Pour la première fois, la Biennale aura lieu au printemps…
Elle sera, en effet, à cheval sur l’hiver et le printemps.

Ce changement de date est-il exclusivement lié aux conditions climatiques ?
Sur la dernière édition, nous avions dû affronter une tempête de neige qui nous avait fait perdre beaucoup de public. Ce changement de date tient compte des conditions climatiques mais aussi de la durée, plus longue, des journées… Nous avons construit une Biennale très décentralisée, très territoriale : de fait, le public peut se rendre dans différents endroits de la cité ou dans l’agglomération. L’idée était donc de rendre plus agréable ces différents mouvements entre les différents lieux de la Biennale. Dès que la lumière apparaît et que les jours augmentent, la ville devient plus lumineuse, plus agréable et la découverte des expos le devient aussi. On se promène plus facilement quand il fait encore jour. Comme nous accueillons également beaucoup de publics scolaires se déplaçant en bus, il fallait aussi sécuriser ces transports plus délicats en cas de fort enneigement.

Ce changement de date a-t-il modifié l’organisation de l’événement ?
Pas réellement. J’espère que cela va simplifier notre organisation. On se pose moins de question sur le chauffage par exemple.

Pourquoi ne pas l’avoir fait avant ?
En fait, nous pensions depuis 2006 à ce changement. Il faut savoir qu’un tel déplacement de date nécessite de prendre un compte tout un tas de paramètres internes à la ville : vacances scolaires, programmation de festivals, disponibilités des lieux et des services, etc., mais aussi extérieurs : programmation internationale, vacances universitaires… Une fois qu’on a bien pris en compte toutes ces données, quelques rares dates se dégagent qu’il faut ensuite saisir. Nous avons vu cette petite fenêtre de tir que nous avons saisie.

Ce sera votre…
Quatrième Biennale.

Qu’est-ce qui a le plus changé depuis votre première Biennale ?
J’ai exposé, une première fois, en tant que professionnel en 2004 à la Biennale. Depuis cette date, ce qui a réellement changé, je crois, concerne notre position sur la question de la relation entre la prospective dans le design et le monde de l’entreprise : cela s’est imposé au cœur de nos dernières préoccupations. Ce n’était pas forcément le cas avant, pour cause. Aujourd’hui, c’est devenu son identité forte.

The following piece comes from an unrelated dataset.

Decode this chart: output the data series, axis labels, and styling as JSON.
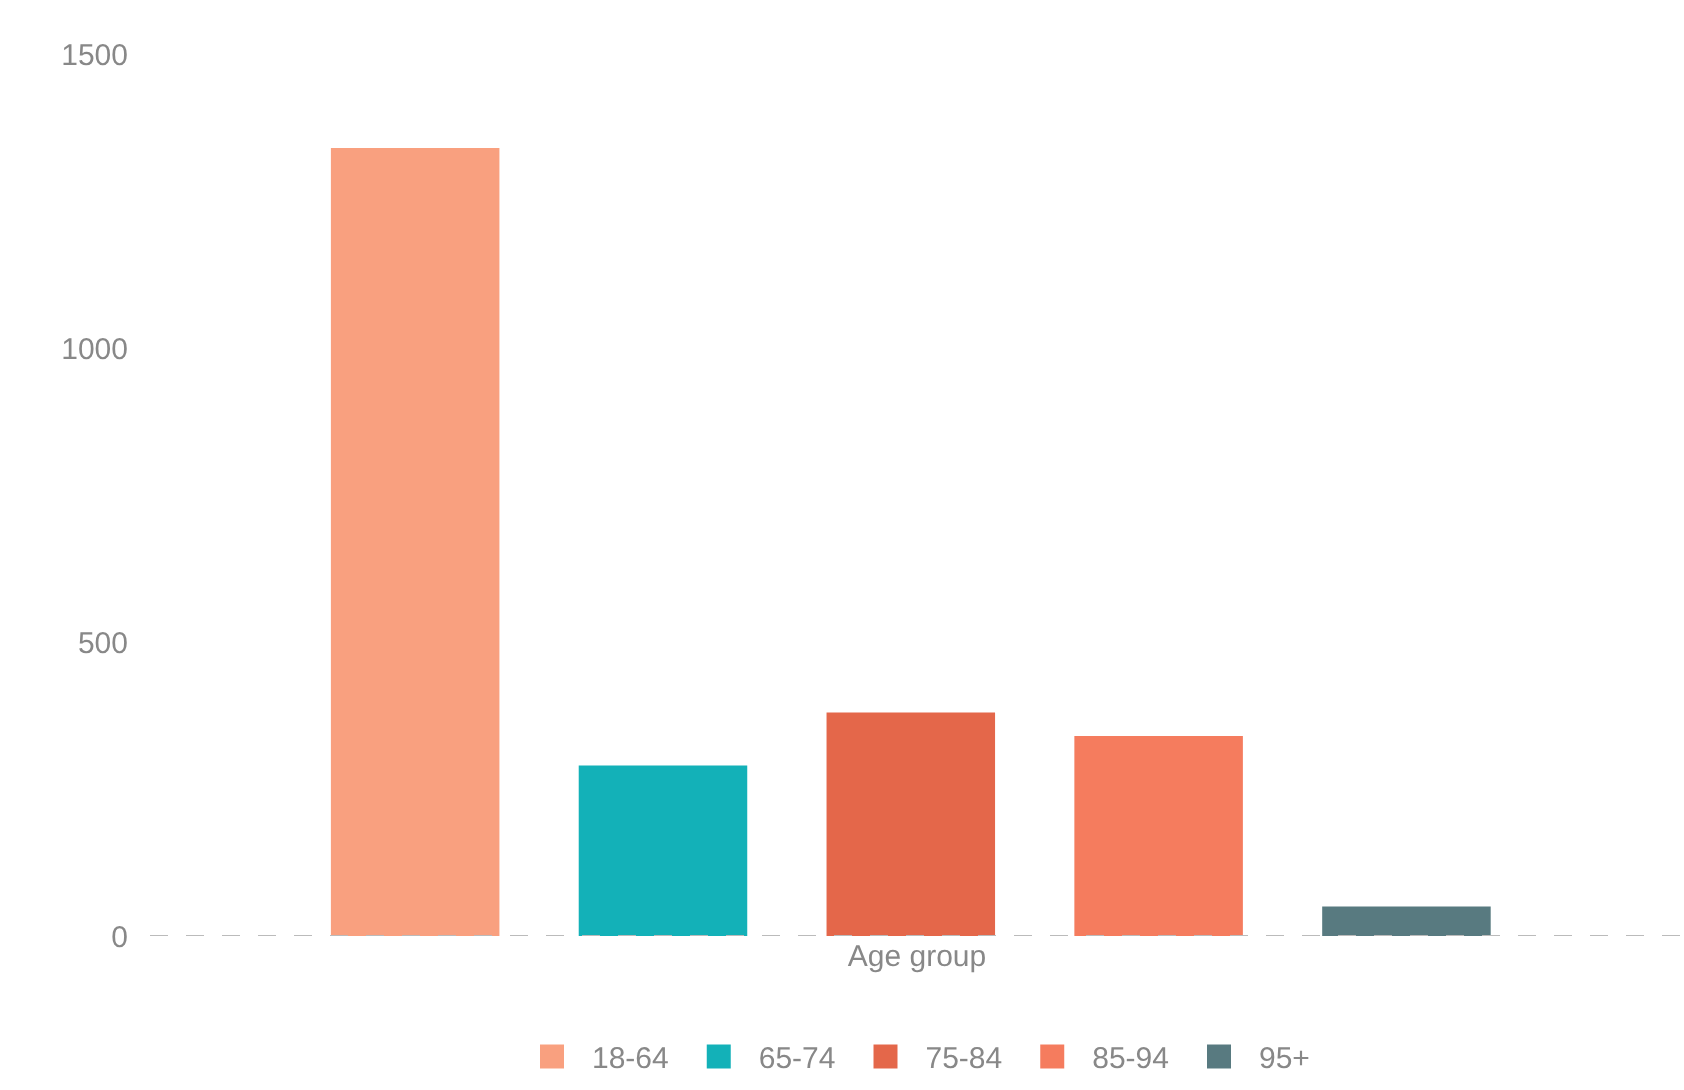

Cette capacité à prévoir et à anticiper… ?
Oui, cette capacité à proposer pour demain de nouveaux usages, de nouveaux produits… Il faut rappeler qu’au début, la Biennale émanait directement de l’École des Beaux-Arts de Saint-Étienne et son contenu en dépendait directement, il était question d’un état des lieux du design et de mettre en avant les relations internationales qu’entretenait l’école avec d’autres structures pédagogiques ou culturelles. Il était logique que les aspirations divergent. Aujourd’hui, l’École est toujours présente au sein de la Cité mais moins dans l’organisation de la Biennale. L’école présente d’ailleurs certaines expositions au sein de la Biennale. La Cité a donc des objectifs que l’école n’avait pas notamment dans la sensibilisation des acteurs économiques stéphanois. Nous devons donner des clés sur ce que peut apporter le design au développement économique local ou régional. Ce n’était pas le but de l’école.

L’articulation entre l’école, la cité et la Biennale est-elle parfaitement fluide ?
Il s’agit des mêmes équipes, situées dans le même bâtiment. Nous avons des moments de travail en commun très réguliers. La Biennale est un bon exemple car tous les services de la Cité du design travaillent à l’organisation de la Biennale. Sinon, ce serait impossible, tout simplement. Nous ne sommes que deux à travailler tout au long de l’année sur la Biennale. À l’école, ils sont en train d’organiser plusieurs événements majeurs qui se dérouleront durant la Biennale. C’est la même famille en quelque sorte.
Au départ, vous chapeautiez l’ensemble ?
Oui. Je dirigeais cet établissement public de coopération culturel, un EPCC qui s’appelle EPCC Cité du Design – Esadse qui recouvre les trois entités.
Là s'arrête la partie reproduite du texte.